Faulconer is committed to the voter-approved reform agenda while David Alvarez isn’t. Alvarez’ voting record suggests he’ll meddle in the economy, favoring centralized planning over letting people decide how to solve problems and seize opportunities. Faulconer has real world experience with a decade and a half career in the private sector, while Alvarez has spent the last decade and a half in government agency and government jobs. This is important because, in the real world, customers drive our paychecks while, in the government world, politics does.
I’ve said that David Alvarez is a serious candidate and should not be taken lightly. Alvarez is likeable, principled, and an underdog. He’s also a sycophant for the same people (labor unions and progressive activists in the local Democratic party) who gave us Bob Filner. That really matters because Big Labor and Big Government really want to undo the voter-approved reform agenda Faulconer supports.
How does Faulconer win then? GOTV effort and capturing the Comprehensive Pension Reform voters.
The Republican Party of San Diego County does a good job at Get Out the Vote but lacks a solid precinct captain structure. Volunteers are typically gathered for breakfast and dispatched to “target” neighborhoods on GOTV day. While this is helpful, the volunteer often lacks a community connection with the voter. Efforts by the Faulconer campaign and RPSDC should be made to identify local volunteers and recruit them to become long-standing precinct captains.

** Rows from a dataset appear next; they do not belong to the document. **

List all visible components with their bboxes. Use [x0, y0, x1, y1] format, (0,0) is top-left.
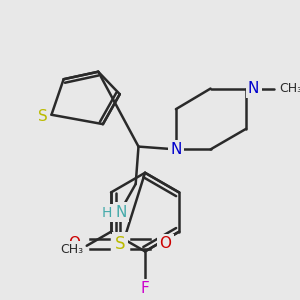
- Text: CH₃: CH₃: [279, 82, 300, 95]
- Text: O: O: [68, 236, 80, 251]
- Text: S: S: [38, 109, 48, 124]
- Text: N: N: [170, 142, 182, 157]
- Text: S: S: [115, 235, 125, 253]
- Text: O: O: [160, 236, 172, 251]
- Text: N: N: [248, 81, 259, 96]
- Text: H: H: [101, 206, 112, 220]
- Text: N: N: [115, 205, 126, 220]
- Text: CH₃: CH₃: [60, 243, 83, 256]
- Text: F: F: [141, 281, 149, 296]
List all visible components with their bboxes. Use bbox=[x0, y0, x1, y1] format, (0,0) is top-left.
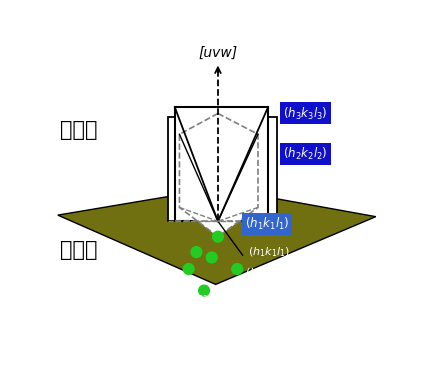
Circle shape bbox=[191, 247, 202, 258]
Text: $(h_3k_3l_3)$: $(h_3k_3l_3)$ bbox=[283, 106, 328, 122]
Polygon shape bbox=[175, 107, 268, 221]
Polygon shape bbox=[168, 117, 277, 221]
Text: $(h_2k_2l_2)$: $(h_2k_2l_2)$ bbox=[191, 291, 233, 305]
Circle shape bbox=[232, 264, 242, 274]
Text: $(h_2k_2l_2)$: $(h_2k_2l_2)$ bbox=[283, 146, 328, 162]
Polygon shape bbox=[179, 114, 258, 237]
Text: 正空间: 正空间 bbox=[60, 120, 98, 141]
Circle shape bbox=[206, 252, 217, 263]
Text: $(h_1k_1l_1)$: $(h_1k_1l_1)$ bbox=[248, 245, 290, 259]
Text: 倒空间: 倒空间 bbox=[60, 240, 98, 260]
Text: $(h_1k_1l_1)$: $(h_1k_1l_1)$ bbox=[245, 216, 289, 232]
Text: $(h_3k_3l_3)$: $(h_3k_3l_3)$ bbox=[245, 267, 287, 280]
Circle shape bbox=[183, 264, 194, 274]
Circle shape bbox=[212, 231, 223, 242]
Circle shape bbox=[199, 285, 209, 296]
Polygon shape bbox=[58, 188, 376, 285]
Text: [uvw]: [uvw] bbox=[198, 46, 237, 59]
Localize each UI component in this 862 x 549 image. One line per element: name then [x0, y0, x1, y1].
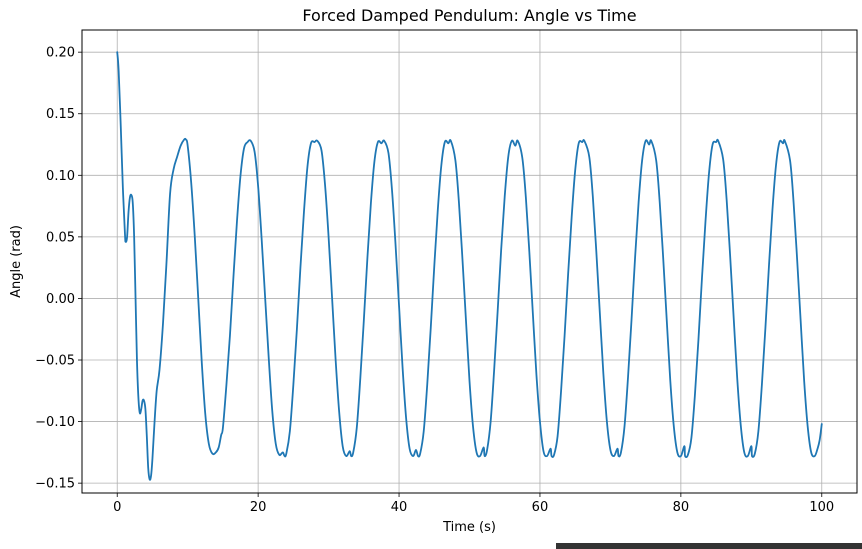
x-tick-label: 60 [532, 500, 549, 515]
x-tick-label: 0 [113, 500, 121, 515]
y-tick-label: 0.10 [46, 169, 75, 184]
y-tick-label: 0.00 [46, 292, 75, 307]
y-tick-label: −0.10 [35, 415, 75, 430]
series-layer [116, 51, 823, 481]
axis-ticks: 0 20 40 60 80 100 −0.15 −0.10 −0.05 0.00 0.05 0.10 0… [35, 46, 834, 515]
x-axis-label: Time (s) [442, 520, 496, 535]
y-tick-label: 0.05 [46, 230, 75, 245]
y-tick-label: −0.05 [35, 354, 75, 369]
y-tick-label: 0.15 [46, 107, 75, 122]
x-tick-label: 40 [391, 500, 408, 515]
bottom-scroll-bar [556, 543, 862, 549]
y-tick-label: −0.15 [35, 477, 75, 492]
y-tick-label: 0.20 [46, 46, 75, 61]
x-tick-label: 100 [809, 500, 834, 515]
angle-series-line [116, 51, 823, 481]
x-tick-label: 20 [250, 500, 267, 515]
grid-lines [82, 30, 857, 493]
plot-area-frame [81, 29, 858, 494]
chart-title: Forced Damped Pendulum: Angle vs Time [302, 6, 636, 25]
x-tick-label: 80 [673, 500, 690, 515]
y-axis-label: Angle (rad) [9, 225, 24, 298]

Those precinct captains should know that they are responsible only for turning out the 100 or so Republican voters in their “territory.” Their message should be simple:
1- San Diego’s direction, for the next 7 years, is at stake.

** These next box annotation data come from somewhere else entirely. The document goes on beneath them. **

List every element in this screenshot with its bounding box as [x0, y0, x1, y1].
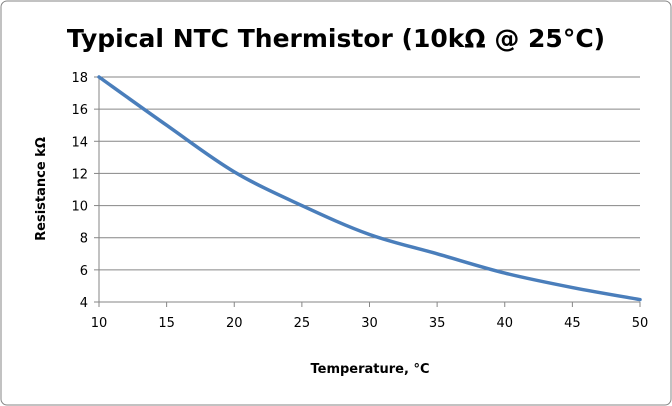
- y-tick-label: 14: [71, 135, 88, 150]
- x-tick-label: 45: [564, 316, 581, 331]
- y-tick-label: 8: [80, 232, 88, 247]
- y-tick-label: 18: [71, 71, 88, 86]
- y-tick-label: 6: [80, 264, 88, 279]
- x-tick-label: 50: [632, 316, 649, 331]
- x-tick-label: 30: [361, 316, 378, 331]
- chart-title: Typical NTC Thermistor (10kΩ @ 25°C): [67, 24, 605, 53]
- x-axis-label: Temperature, °C: [310, 362, 429, 377]
- y-tick-label: 4: [80, 296, 88, 311]
- y-tick-label: 10: [71, 200, 88, 215]
- x-tick-label: 20: [226, 316, 243, 331]
- x-tick-label: 40: [496, 316, 513, 331]
- x-tick-label: 10: [91, 316, 108, 331]
- y-tick-label: 12: [71, 167, 88, 182]
- y-tick-label: 16: [71, 103, 88, 118]
- series-line: [97, 75, 642, 302]
- x-tick-label: 35: [429, 316, 446, 331]
- x-tick-label: 15: [158, 316, 175, 331]
- y-axis-label: Resistance kΩ: [34, 137, 49, 241]
- x-tick-label: 25: [294, 316, 311, 331]
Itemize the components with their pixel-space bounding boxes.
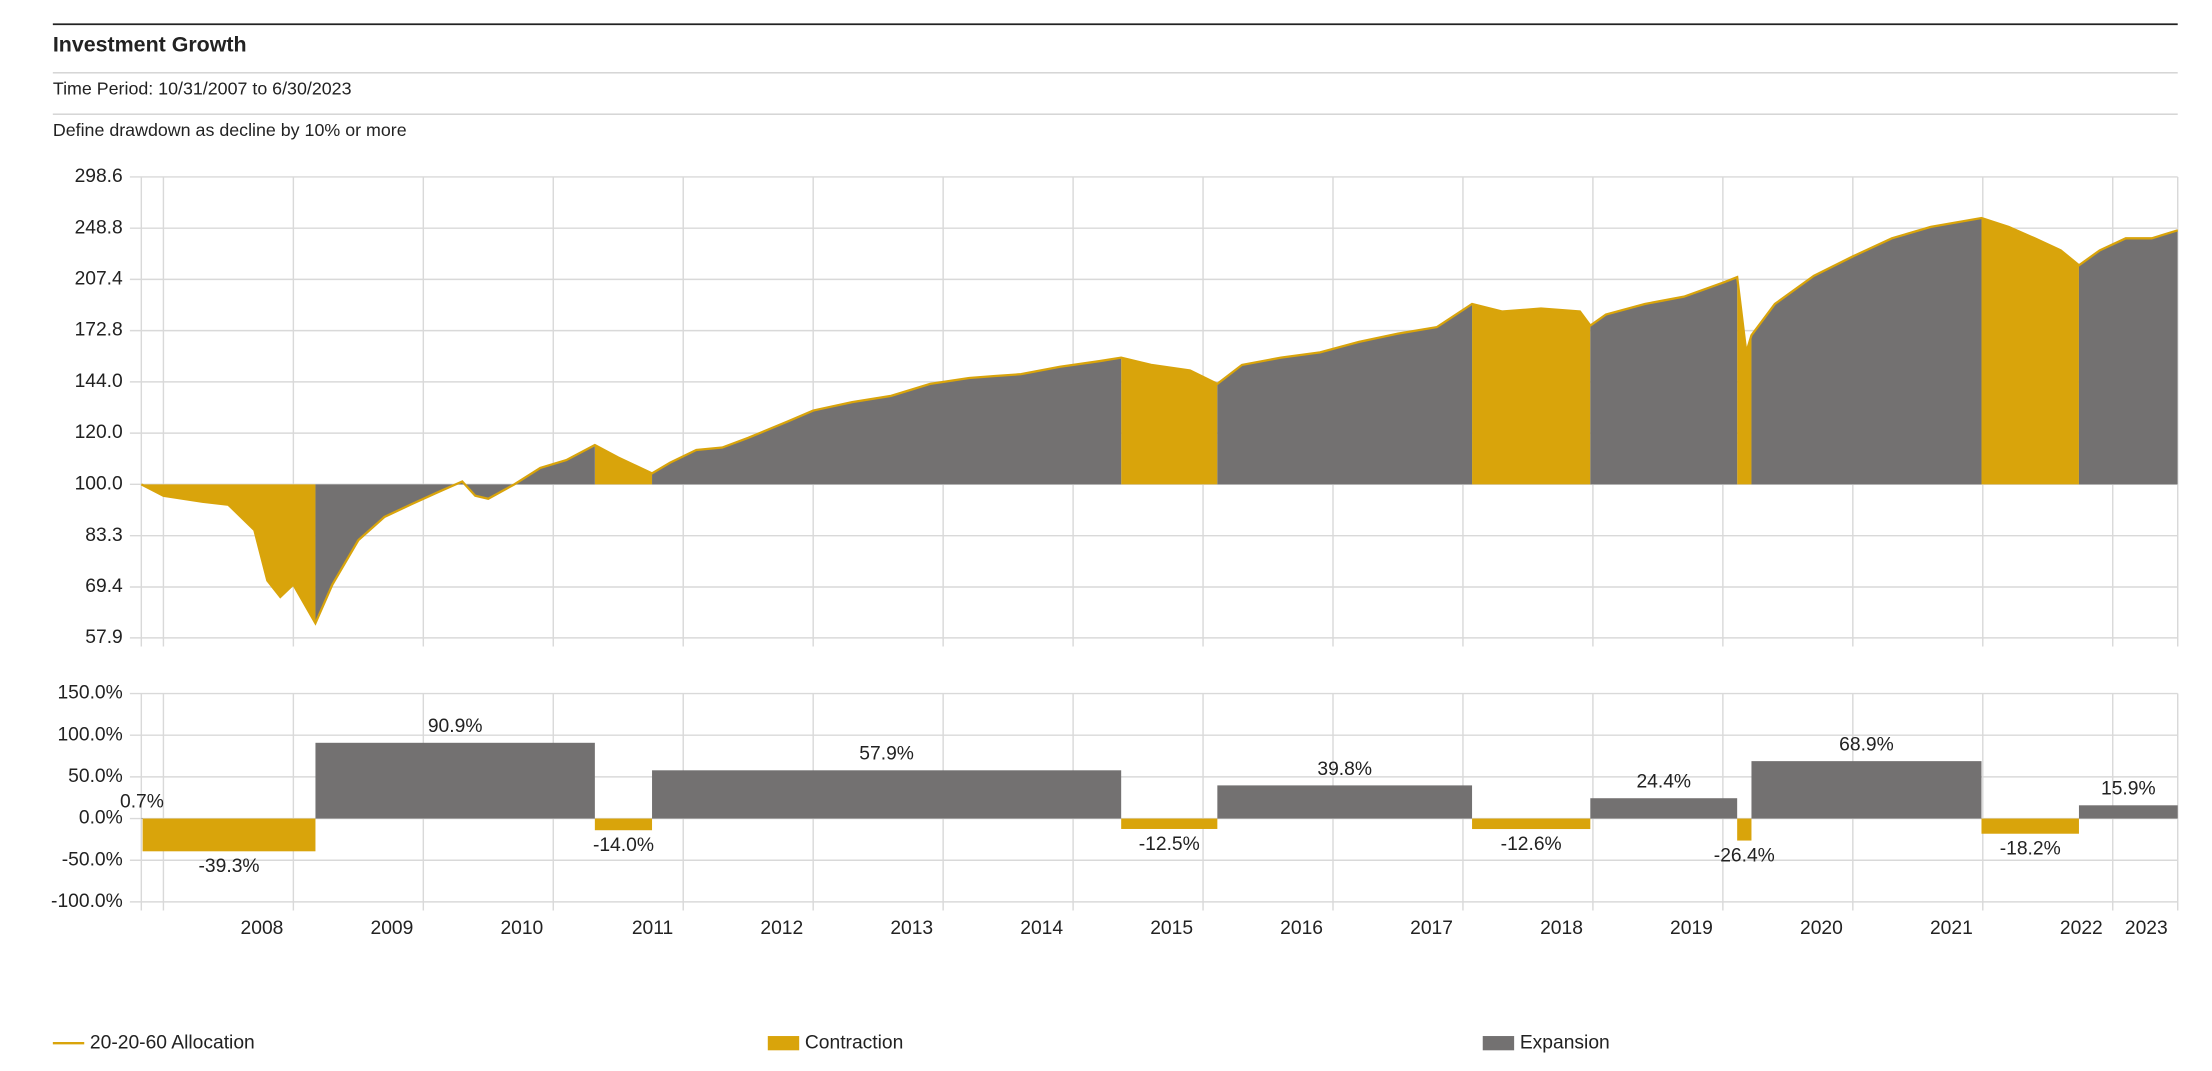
x-tick-label: 2022 xyxy=(2060,918,2103,939)
y-tick-label: -100.0% xyxy=(51,891,123,912)
legend-swatch xyxy=(767,1036,800,1051)
x-tick-label: 2008 xyxy=(241,918,284,939)
y-tick-label: 248.8 xyxy=(75,217,123,238)
area xyxy=(142,484,316,624)
x-tick-label: 2023 xyxy=(2125,918,2168,939)
y-tick-label: 172.8 xyxy=(75,320,123,341)
value-label: 0.7% xyxy=(120,791,164,812)
legend-label: 20-20-60 Allocation xyxy=(90,1032,255,1053)
area xyxy=(1217,303,1473,485)
value-label: -39.3% xyxy=(199,856,260,877)
value-label: -26.4% xyxy=(1714,845,1775,866)
x-tick-label: 2010 xyxy=(500,918,543,939)
x-tick-label: 2009 xyxy=(371,918,414,939)
area xyxy=(1472,303,1591,485)
value-label: 57.9% xyxy=(859,744,914,765)
y-tick-label: 298.6 xyxy=(75,166,123,187)
y-tick-label: -50.0% xyxy=(62,849,123,870)
x-tick-label: 2018 xyxy=(1540,918,1583,939)
x-tick-label: 2017 xyxy=(1410,918,1453,939)
value-label: -14.0% xyxy=(593,835,654,856)
value-label: -12.5% xyxy=(1139,834,1200,855)
bar xyxy=(652,770,1122,819)
note: Define drawdown as decline by 10% or mor… xyxy=(53,120,407,140)
bar xyxy=(141,817,143,819)
legend-swatch xyxy=(1482,1036,1515,1051)
area xyxy=(1981,218,2079,485)
legend-label: Expansion xyxy=(1520,1032,1610,1053)
y-tick-label: 144.0 xyxy=(75,371,123,392)
y-tick-label: 83.3 xyxy=(85,525,122,546)
area xyxy=(1751,218,1982,485)
line xyxy=(140,216,2179,626)
value-label: 15.9% xyxy=(2101,779,2156,800)
area xyxy=(1737,277,1752,485)
x-tick-label: 2016 xyxy=(1280,918,1323,939)
y-tick-label: 100.0% xyxy=(57,724,122,745)
x-tick-label: 2014 xyxy=(1020,918,1063,939)
y-tick-label: 150.0% xyxy=(57,683,122,704)
x-tick-label: 2012 xyxy=(760,918,803,939)
bar xyxy=(2078,805,2178,819)
title: Investment Growth xyxy=(53,32,247,56)
bar xyxy=(315,742,595,819)
x-tick-label: 2013 xyxy=(890,918,933,939)
y-tick-label: 50.0% xyxy=(68,766,123,787)
value-label: -18.2% xyxy=(2000,839,2061,860)
subtitle: Time Period: 10/31/2007 to 6/30/2023 xyxy=(53,79,352,99)
value-label: 90.9% xyxy=(428,716,483,737)
y-tick-label: 100.0 xyxy=(75,473,123,494)
bar xyxy=(594,818,653,831)
value-label: 68.9% xyxy=(1839,735,1894,756)
bar xyxy=(1217,785,1473,819)
bar xyxy=(1590,798,1738,819)
bar xyxy=(142,818,316,852)
area xyxy=(1590,277,1738,485)
x-tick-label: 2015 xyxy=(1150,918,1193,939)
bar xyxy=(1737,818,1752,841)
area xyxy=(2078,230,2178,485)
bar xyxy=(1751,761,1982,819)
x-tick-label: 2011 xyxy=(632,918,673,939)
area xyxy=(652,357,1122,485)
x-tick-label: 2021 xyxy=(1930,918,1973,939)
y-tick-label: 57.9 xyxy=(85,627,122,648)
area xyxy=(1121,357,1218,485)
area xyxy=(315,445,595,624)
bar xyxy=(1472,818,1591,830)
y-tick-label: 207.4 xyxy=(75,268,123,289)
y-tick-label: 69.4 xyxy=(85,576,123,597)
value-label: 39.8% xyxy=(1317,759,1372,780)
bar xyxy=(1981,818,2079,834)
value-label: -12.6% xyxy=(1501,834,1562,855)
area xyxy=(594,445,653,485)
y-tick-label: 0.0% xyxy=(79,808,123,829)
x-tick-label: 2019 xyxy=(1670,918,1713,939)
value-label: 24.4% xyxy=(1636,772,1691,793)
y-tick-label: 120.0 xyxy=(75,422,123,443)
bar xyxy=(1121,818,1218,829)
x-tick-label: 2020 xyxy=(1800,918,1843,939)
legend-label: Contraction xyxy=(805,1032,903,1053)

2- The machine which opposes Faulconer opposes the reform agenda the voters approved.
3- The machine backs a community organizer type of candidate with no experience in the real (private) sector.

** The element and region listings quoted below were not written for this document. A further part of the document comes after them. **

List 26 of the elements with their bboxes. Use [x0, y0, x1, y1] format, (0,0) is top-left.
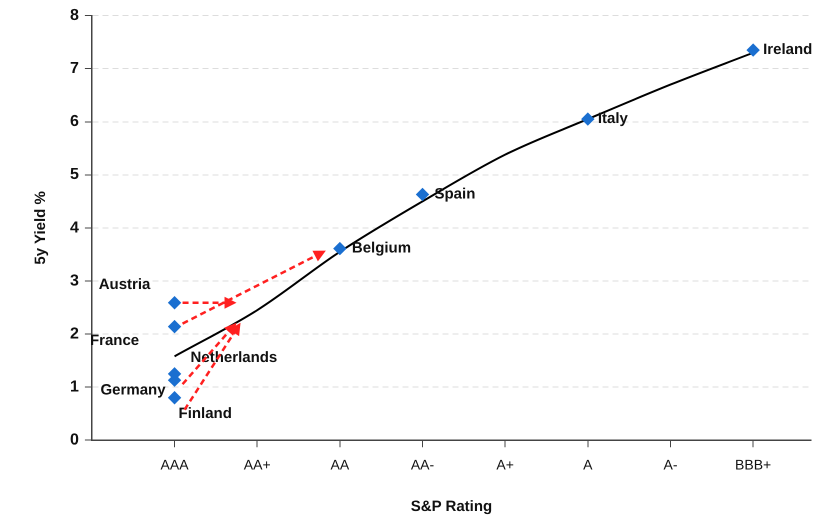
annotation: Belgium	[352, 240, 412, 257]
annotation: Germany	[100, 381, 166, 398]
y-tick-label: 2	[70, 325, 79, 342]
x-axis-title: S&P Rating	[410, 498, 492, 516]
x-tick-label: A	[583, 456, 594, 472]
y-tick-label: 7	[70, 60, 79, 78]
x-tick-label: A+	[496, 456, 514, 472]
annotation: Italy	[598, 110, 629, 128]
annotation: Ireland	[763, 41, 812, 58]
y-tick-label: 8	[70, 7, 79, 24]
y-tick-label: 4	[70, 219, 79, 236]
y-axis-title: 5y Yield %	[32, 191, 50, 265]
x-tick-label: BBB+	[735, 456, 772, 472]
annotation: Austria	[98, 276, 152, 293]
x-tick-label: AA	[330, 456, 350, 472]
x-tick-label: AAA	[160, 456, 190, 472]
annotation: Spain	[434, 186, 476, 203]
x-tick-label: AA-	[410, 456, 435, 472]
x-tick-label: A-	[663, 456, 678, 472]
y-tick-label: 5	[70, 166, 79, 184]
y-tick-label: 0	[70, 432, 79, 449]
x-tick-label: AA+	[244, 456, 271, 472]
annotation: Finland	[178, 404, 232, 422]
y-tick-label: 3	[70, 272, 79, 290]
y-tick-label: 1	[70, 378, 79, 396]
y-tick-label: 6	[70, 113, 79, 130]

Capturing the Comprehensive Pension Reform Voters
A lot of registered Democrats and DTS voters supported Comprehensive Pension Reform. Identifying those voters shouldn’t be too hard. Once identified, the Faulconer campaign should use two surrogates to help deliver the message: Carl DeMaio and Jerry Sanders. Both DeMaio and Sanders are respected by the DTS and Democrats who voted for Comprehensive Pension Reform. Their message might be:
1- Faulconer helped San Diego recover from the Murphy era–he puts pragmatism over party.
2- Faulconer was a key ally in the reform agenda which the voters approved.
3- The same people who backed Filner are trying to defeat the reform agenda with a surrogate candidate (Alvarez).
4- San Diego can’t afford to go back to the union-influenced ways of the last century.
I think it bears mentioning that attacking Alvarez, as a person, is a losing proposition. Attacking the people behind Alvarez is fair game, however. Alvarez is a bright young man who has a life experience which has been limited to the public sector union-controlled world, while Faulconer is a more well-rounded, experienced leader.
The labor unions are going to try to paint Faulconer as a “tea party candidate.” That’s not necessarily a negative. Faulconer shouldn’t shy from speaking with conservative groups to explain why their support is the key to winning this election. Voters are looking for some distinction between these two candidates and, in my mind, Alvarez and Faulconer have much different world views on governance. Faulconer should make the clear distinction that his fiscally conservative record and a fiscally conservative vision is the right path to prosperity in San Diego.